2017 didn’t throw too many surprises our way but instinct tells me that 2018 might! Money is going to be a concern now that I have taken such a drastic pay cut, but I know we will manage our way through the skintness and develop coping mechanisms! Who knows what else will come our way but, as our non-human fellow citizens do, if we follow our natural instincts we will see our way as they do, and with a positive attitude, faith, hope, belief, cooperation and tenacity, we might just create that change in our small part of this beautiful world.
Trust your Instinct, Intuition never Lies.

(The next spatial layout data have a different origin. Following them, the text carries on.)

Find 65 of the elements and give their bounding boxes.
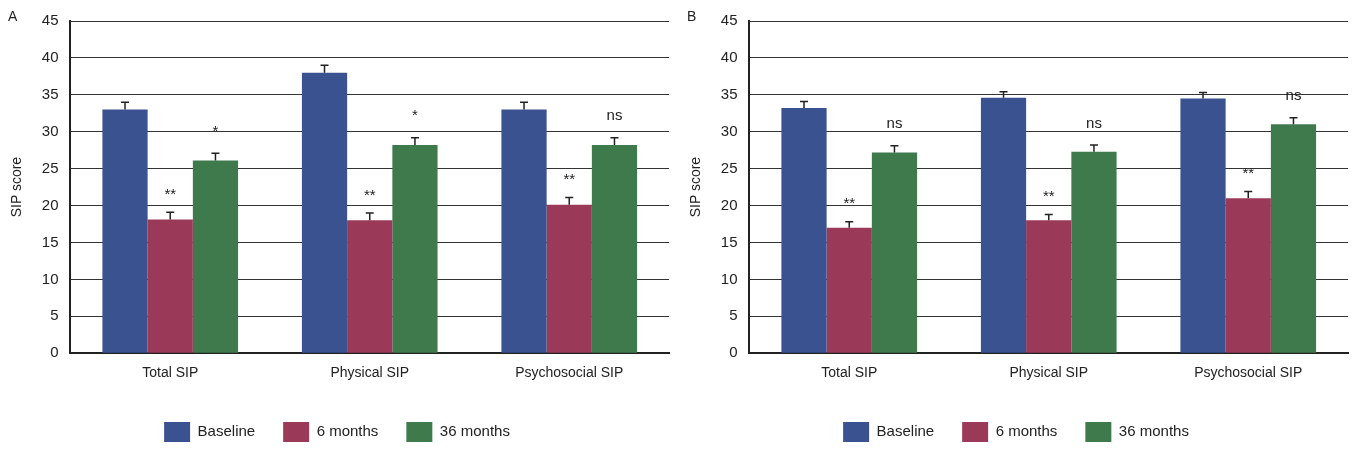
y-tick-label: 0 (729, 343, 738, 361)
annotation: ** (563, 170, 576, 188)
bar (501, 109, 547, 353)
chart-title: B (687, 7, 697, 24)
bar (781, 108, 827, 353)
y-tick-label: 5 (729, 306, 738, 324)
y-tick-label: 20 (41, 195, 59, 213)
bar (826, 227, 872, 353)
y-tick-label: 35 (41, 84, 59, 102)
y-tick-label: 40 (720, 48, 738, 66)
y-tick-label: 15 (41, 232, 59, 250)
y-tick-label: 25 (41, 158, 59, 176)
y-tick-label: 20 (720, 195, 738, 213)
annotation: ns (886, 114, 903, 132)
y-axis-title: SIP score (687, 156, 704, 218)
annotation: ns (1086, 113, 1102, 131)
legend-label: 6 months (316, 422, 379, 440)
bar (591, 145, 638, 353)
y-tick-label: 30 (720, 121, 738, 139)
annotation: ** (1042, 187, 1055, 205)
bar (147, 219, 193, 353)
x-tick-label: Psychosocial SIP (515, 364, 624, 381)
bar (980, 97, 1027, 353)
y-tick-label: 5 (50, 306, 59, 324)
y-tick-label: 45 (41, 11, 59, 29)
y-axis-title: SIP score (8, 156, 25, 218)
legend-label: Baseline (876, 422, 935, 440)
annotation: * (212, 121, 219, 139)
y-tick-label: 15 (720, 232, 738, 250)
bar (871, 152, 918, 353)
x-tick-label: Total SIP (821, 364, 878, 381)
y-tick-label: 40 (41, 48, 59, 66)
bar (102, 109, 148, 353)
bar (347, 220, 393, 353)
legend-label: 36 months (1118, 422, 1189, 440)
chart-title: A (8, 7, 18, 24)
x-tick-label: Total SIP (142, 364, 199, 381)
x-tick-label: Physical SIP (1009, 364, 1089, 381)
legend-label: Baseline (197, 422, 256, 440)
bar (1071, 151, 1117, 353)
annotation: ** (164, 184, 177, 202)
y-tick-label: 10 (41, 269, 59, 287)
y-tick-label: 45 (720, 11, 738, 29)
annotation: * (412, 106, 419, 124)
bar (192, 160, 239, 353)
bar (1180, 98, 1226, 353)
y-tick-label: 35 (720, 84, 738, 102)
legend-label: 36 months (439, 422, 510, 440)
y-tick-label: 25 (720, 158, 738, 176)
legend-label: 6 months (995, 422, 1058, 440)
x-tick-label: Physical SIP (330, 364, 410, 381)
annotation: ** (1242, 164, 1255, 182)
y-tick-label: 10 (720, 269, 738, 287)
annotation: ** (363, 185, 376, 203)
bar (301, 72, 348, 353)
annotation: ns (606, 106, 623, 124)
bar (1026, 220, 1072, 353)
x-tick-label: Psychosocial SIP (1194, 364, 1303, 381)
annotation: ** (843, 194, 856, 212)
bar (1270, 124, 1317, 353)
bar (392, 145, 438, 353)
bar (546, 204, 592, 353)
y-tick-label: 0 (50, 343, 59, 361)
y-tick-label: 30 (41, 121, 59, 139)
bar (1225, 198, 1271, 353)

I dedicate this post to Robbie, my constant rock; Matthew and Bleu, my pride and joy; my parents for their love and contact; Jimmy James for being my inspiration; my brother and Amanda for being amazing; my BFF Kate; my AASS Kay; my JuJu Sista Bear; Sandy for being a wonderful, patient friend and listening; Pen for her encouragement and constant belief in me; Jac, Shaun and Pop because I adore you all and would do anything for you; Elaine and Steve because you are incredibly special to me; and lastly to an amazing lady who I met only last week. She cares for her profoundly learning disabled daughter who is the same age me and she has been fighting for her for that 45 years. Rachael – I am humbled and can’t wait to share your journey to Alexandra’s House of Joy.
There actually are glimmers of hope and change! I have seen the proof!
“Become the person who you want to see all over your world.”